Categories
News News Blog

ASD Superintendent Chris Barbic Will Resign

Chris Barbic

Chris Barbic, who has led the state’s Achievement School District (ASD) since its inception in 2012, has announced that he will resign in December.

Barbic broke the news in a letter on the ASD website Friday morning. The letter states that Barbic is leaving because he feels like it’s time for a change in leadership and because the demands of the lead role at the ASD have led to strains on his health and family. Barbic suffered a heart attack last year.

The ASD was established in 2012 to facilitate charter school takeovers of failing Tennessee public schools. So far, most of the schools the ASD has taken over have come from Shelby County Schools’ priority list, which lists schools in the bottom five percent. The takeovers have caused controversy and resulted in numerous hostile public meetings, where many parents and community leaders expressed disdain with the state takeover system.

The ASD schools have had varied success in improving academic achievement. Some have shown more improvement than others. The model for how ASD schools are run differs depending on the charter operator, but all allow more autonomy for teachers and all allow school leadership to make their own staffing decisions and set their own budgets and programming.
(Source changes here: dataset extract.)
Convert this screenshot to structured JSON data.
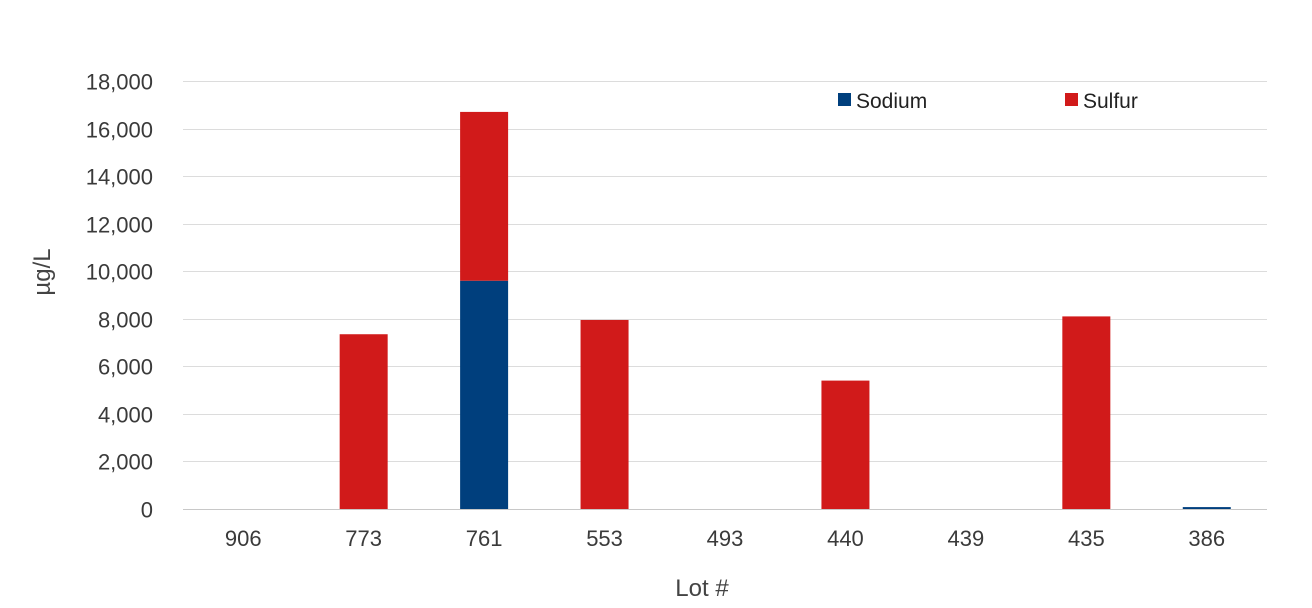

“I came here to answer Tennessee’s urgent call to improve priority schools and to build a new kind of school district that would put the power back in the hands of parents and teachers. Now that this foundation is in place, it is the right time to think about passing the baton to a new leader who will take our work to the next level for the benefit of the students and families we serve,” Barbic states in his letter.
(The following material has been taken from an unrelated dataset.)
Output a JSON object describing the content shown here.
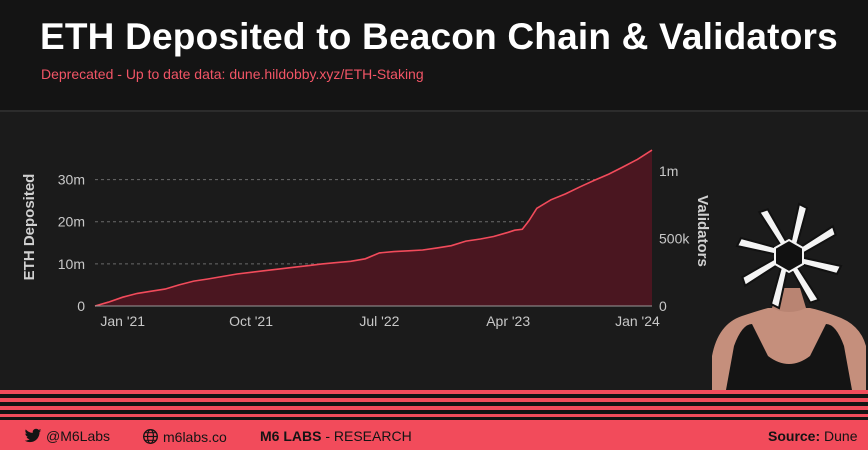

As for his more personal reasons for leaving, Barbic writes “I am simply at a point in my life where I need to focus more on my family and my health. Building the ASD has been grueling work. The pace and stress of a superintendent role, especially this one with weekly trips from Nashville to Memphis and multiple nights away on the road, does not lend itself to decades of work. We have been at this for nearly four years, and I have promised my family a change in pace.”

Despite criticism of the ASD, Barbic’s letter remains optimistic.
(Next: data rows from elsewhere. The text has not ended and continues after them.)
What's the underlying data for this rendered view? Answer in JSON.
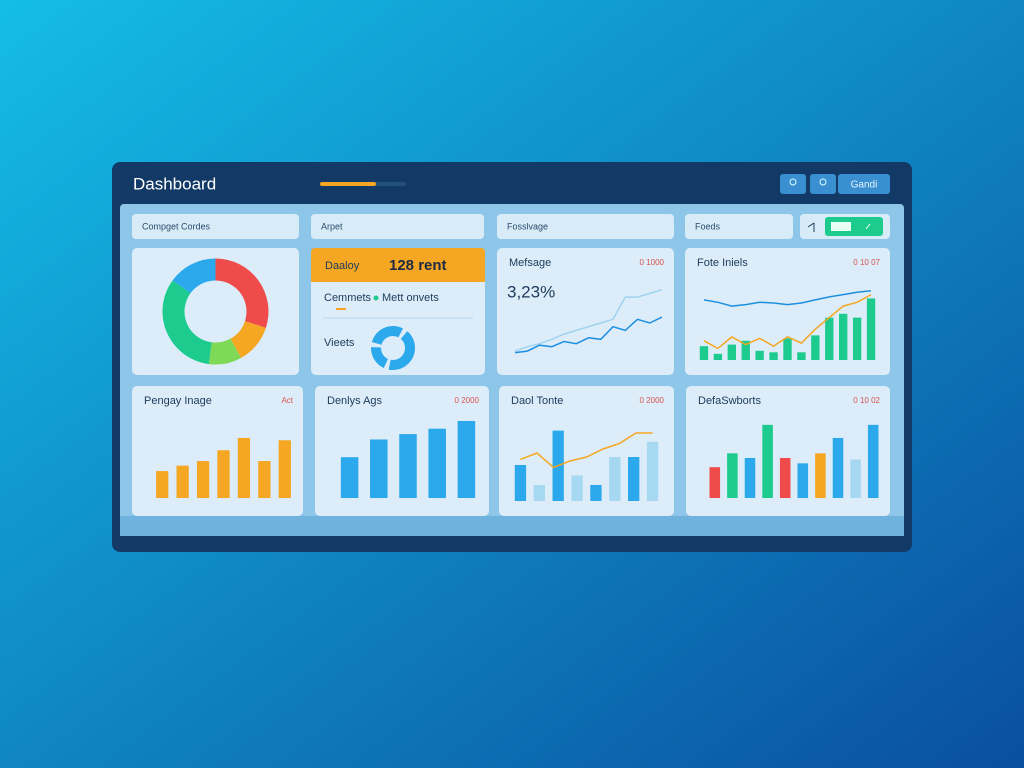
{
  "header": {
    "title": "Dashboard",
    "action": "Gandi"
  },
  "filters": [
    "Compget Cordes",
    "Arpet",
    "Fosslvage",
    "Foeds"
  ],
  "cards": [
    {
      "type": "donut",
      "segments": [
        {
          "color": "#ef4b4b",
          "value": 30
        },
        {
          "color": "#f5a623",
          "value": 12
        },
        {
          "color": "#7ed957",
          "value": 10
        },
        {
          "color": "#1ecb8e",
          "value": 33
        },
        {
          "color": "#2ba9ec",
          "value": 15
        }
      ]
    },
    {
      "type": "kpi",
      "header": "Daaloy",
      "value": "128 rent",
      "legend": [
        "Cemmets",
        "Mett onvets"
      ],
      "label": "Vieets"
    },
    {
      "type": "line",
      "title": "Mefsage",
      "value": "3,23%",
      "badge": "0 1000",
      "ylim": [
        0,
        100
      ],
      "series": [
        {
          "color": "#9fd3f0",
          "values": [
            12,
            18,
            22,
            28,
            35,
            40,
            45,
            50,
            55,
            85,
            85,
            90,
            95
          ]
        },
        {
          "color": "#1e8fe0",
          "values": [
            10,
            12,
            20,
            18,
            25,
            22,
            30,
            28,
            45,
            40,
            55,
            50,
            58
          ]
        }
      ]
    },
    {
      "type": "combo",
      "title": "Fote Iniels",
      "badge": "0 10 07",
      "ylim": [
        0,
        100
      ],
      "bars": {
        "color": "#1ecb8e",
        "values": [
          18,
          8,
          20,
          25,
          12,
          10,
          28,
          10,
          32,
          55,
          60,
          55,
          80
        ]
      },
      "series": [
        {
          "color": "#1e8fe0",
          "values": [
            78,
            75,
            70,
            72,
            75,
            74,
            72,
            74,
            78,
            82,
            85,
            88,
            90
          ]
        },
        {
          "color": "#f5a623",
          "values": [
            25,
            15,
            30,
            20,
            28,
            18,
            30,
            22,
            40,
            55,
            70,
            75,
            85
          ]
        }
      ]
    },
    {
      "type": "bar",
      "title": "Pengay Inage",
      "badge": "Act",
      "ylim": [
        0,
        100
      ],
      "colors": [
        "#f5a623"
      ],
      "values": [
        35,
        42,
        48,
        62,
        78,
        48,
        75
      ]
    },
    {
      "type": "bar",
      "title": "Denlys Ags",
      "badge": "0 2000",
      "ylim": [
        0,
        100
      ],
      "colors": [
        "#2ba9ec"
      ],
      "values": [
        53,
        76,
        83,
        90,
        100
      ]
    },
    {
      "type": "combo",
      "title": "Daol Tonte",
      "badge": "0 2000",
      "ylim": [
        0,
        100
      ],
      "bars": {
        "colors": [
          "#2ba9ec",
          "#a6d8f2"
        ],
        "values": [
          45,
          20,
          88,
          32,
          20,
          55,
          55,
          74
        ]
      },
      "series": [
        {
          "color": "#f5a623",
          "values": [
            52,
            60,
            42,
            50,
            55,
            65,
            72,
            85,
            85
          ]
        }
      ]
    },
    {
      "type": "bar",
      "title": "DefaSwborts",
      "badge": "0 10 02",
      "ylim": [
        0,
        100
      ],
      "colors": [
        "#ef4b4b",
        "#1ecb8e",
        "#2ba9ec",
        "#1ecb8e",
        "#ef4b4b",
        "#2ba9ec",
        "#f5a623",
        "#2ba9ec",
        "#a6d8f2",
        "#2ba9ec"
      ],
      "values": [
        40,
        58,
        52,
        95,
        52,
        45,
        58,
        78,
        50,
        95
      ]
    }
  ]
}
“The impact has been clear. Kids’ lives are being changed. Over the last two years, student proficiency in Tennessee’s priority schools grew four times faster than in non-priority schools, and thanks to hardworking partners and educators in Memphis, there are 4,500 fewer students attending priority schools,” Barbic writes. “By this time next year, every priority school in Tennessee will be in the ASD, in a district-led iZone, or undergoing some kind of major local intervention. If we keep this up, within just a few years, chronic failure in schools will have real potential to be a thing of the past.”

Barbic’s full letter is available on the ASD website.